Regex to replace single backslashes, excluding tho

2020-03-20 06:55发布

问题:

I have a regex expression which removes any backslashes from a string if not followed by one of these characters: \ / or }.

It should turn this string:

foo\bar\\batz\/hi

Into this:

foobar\\batz\/hi

But the problem is that it is dealing with each backslash as it goes along. So it follows the rule in that it removes that first backslash, and ignores the 2nd one because it is followed by another backslash. But when it gets to the 3rd one, it removes it, because it isn't followed by another.

My current code looks like this: str.replace(/\\(?!\\|\/|\})/g,"")

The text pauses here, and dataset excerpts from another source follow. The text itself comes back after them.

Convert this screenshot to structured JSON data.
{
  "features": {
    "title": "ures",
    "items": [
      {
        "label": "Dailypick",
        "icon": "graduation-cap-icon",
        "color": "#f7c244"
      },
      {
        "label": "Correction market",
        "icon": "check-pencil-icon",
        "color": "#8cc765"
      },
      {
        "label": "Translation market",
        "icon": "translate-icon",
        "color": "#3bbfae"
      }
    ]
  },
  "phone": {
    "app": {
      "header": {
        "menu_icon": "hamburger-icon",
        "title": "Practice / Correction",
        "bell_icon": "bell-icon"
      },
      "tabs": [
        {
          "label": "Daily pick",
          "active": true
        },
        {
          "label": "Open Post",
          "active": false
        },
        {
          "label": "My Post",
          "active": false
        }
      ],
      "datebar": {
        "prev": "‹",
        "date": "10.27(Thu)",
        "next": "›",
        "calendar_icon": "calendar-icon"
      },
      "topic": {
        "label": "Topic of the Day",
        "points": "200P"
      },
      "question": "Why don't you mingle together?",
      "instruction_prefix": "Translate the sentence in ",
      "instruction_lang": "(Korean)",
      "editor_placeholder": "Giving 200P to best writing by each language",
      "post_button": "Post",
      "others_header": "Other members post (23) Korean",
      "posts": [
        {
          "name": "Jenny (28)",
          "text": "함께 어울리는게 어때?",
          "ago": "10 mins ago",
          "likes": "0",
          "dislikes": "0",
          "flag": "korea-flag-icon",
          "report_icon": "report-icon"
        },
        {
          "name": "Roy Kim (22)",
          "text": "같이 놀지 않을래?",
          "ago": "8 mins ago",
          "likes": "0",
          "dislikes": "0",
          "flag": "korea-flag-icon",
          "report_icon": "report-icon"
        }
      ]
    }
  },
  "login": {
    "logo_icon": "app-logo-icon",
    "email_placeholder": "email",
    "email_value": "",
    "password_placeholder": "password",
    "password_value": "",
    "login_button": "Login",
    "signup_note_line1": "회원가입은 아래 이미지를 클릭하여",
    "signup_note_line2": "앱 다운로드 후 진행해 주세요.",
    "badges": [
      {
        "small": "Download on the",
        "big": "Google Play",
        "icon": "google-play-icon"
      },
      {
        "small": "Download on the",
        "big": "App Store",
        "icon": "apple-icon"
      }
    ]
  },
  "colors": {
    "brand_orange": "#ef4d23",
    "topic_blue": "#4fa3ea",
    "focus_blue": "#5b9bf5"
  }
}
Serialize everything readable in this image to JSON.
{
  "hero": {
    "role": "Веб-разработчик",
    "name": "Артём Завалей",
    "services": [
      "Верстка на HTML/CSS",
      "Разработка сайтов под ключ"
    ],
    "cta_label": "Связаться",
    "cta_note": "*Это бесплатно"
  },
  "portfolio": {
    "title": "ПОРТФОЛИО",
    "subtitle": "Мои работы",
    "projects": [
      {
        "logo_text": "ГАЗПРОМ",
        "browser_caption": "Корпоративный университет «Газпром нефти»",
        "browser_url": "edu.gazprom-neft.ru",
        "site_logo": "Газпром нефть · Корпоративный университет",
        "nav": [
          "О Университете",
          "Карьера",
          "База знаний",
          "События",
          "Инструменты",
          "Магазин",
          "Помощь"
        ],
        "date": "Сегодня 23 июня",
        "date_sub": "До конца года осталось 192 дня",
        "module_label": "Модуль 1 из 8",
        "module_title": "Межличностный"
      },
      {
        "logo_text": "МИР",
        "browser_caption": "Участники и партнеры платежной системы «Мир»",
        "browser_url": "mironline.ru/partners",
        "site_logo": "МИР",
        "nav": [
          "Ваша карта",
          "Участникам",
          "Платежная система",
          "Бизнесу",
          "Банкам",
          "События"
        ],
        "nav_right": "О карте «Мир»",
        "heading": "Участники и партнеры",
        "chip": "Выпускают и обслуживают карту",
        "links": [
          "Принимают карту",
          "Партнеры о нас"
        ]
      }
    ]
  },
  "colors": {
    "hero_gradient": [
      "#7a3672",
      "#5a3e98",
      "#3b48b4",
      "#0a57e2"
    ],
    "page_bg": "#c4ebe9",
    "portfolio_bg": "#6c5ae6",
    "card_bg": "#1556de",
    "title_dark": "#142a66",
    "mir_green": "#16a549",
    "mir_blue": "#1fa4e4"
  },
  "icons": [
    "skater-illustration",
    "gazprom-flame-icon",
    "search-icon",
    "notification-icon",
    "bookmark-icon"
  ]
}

But the resulting string looks like this: foobar\batz\/hi

How do I get it to skip the 3rd backslash? Or is it a case of doing some sort of explicit negative search & replace type thing? Eg. replace '\', but don't replace '\\', '\/' or '\}'?

Please help! :)

EDIT

Sorry, I should have explained - I am using javascript, so I don't think I can do negative lookbehinds...

回答1:

You need to watch out for an escaped backslash, followed by a single backslash. Or better: an uneven number of successive backslashes. In that case, you need to keep the even number of backslashes intact, and only replace the last one (if not followed by a / or {).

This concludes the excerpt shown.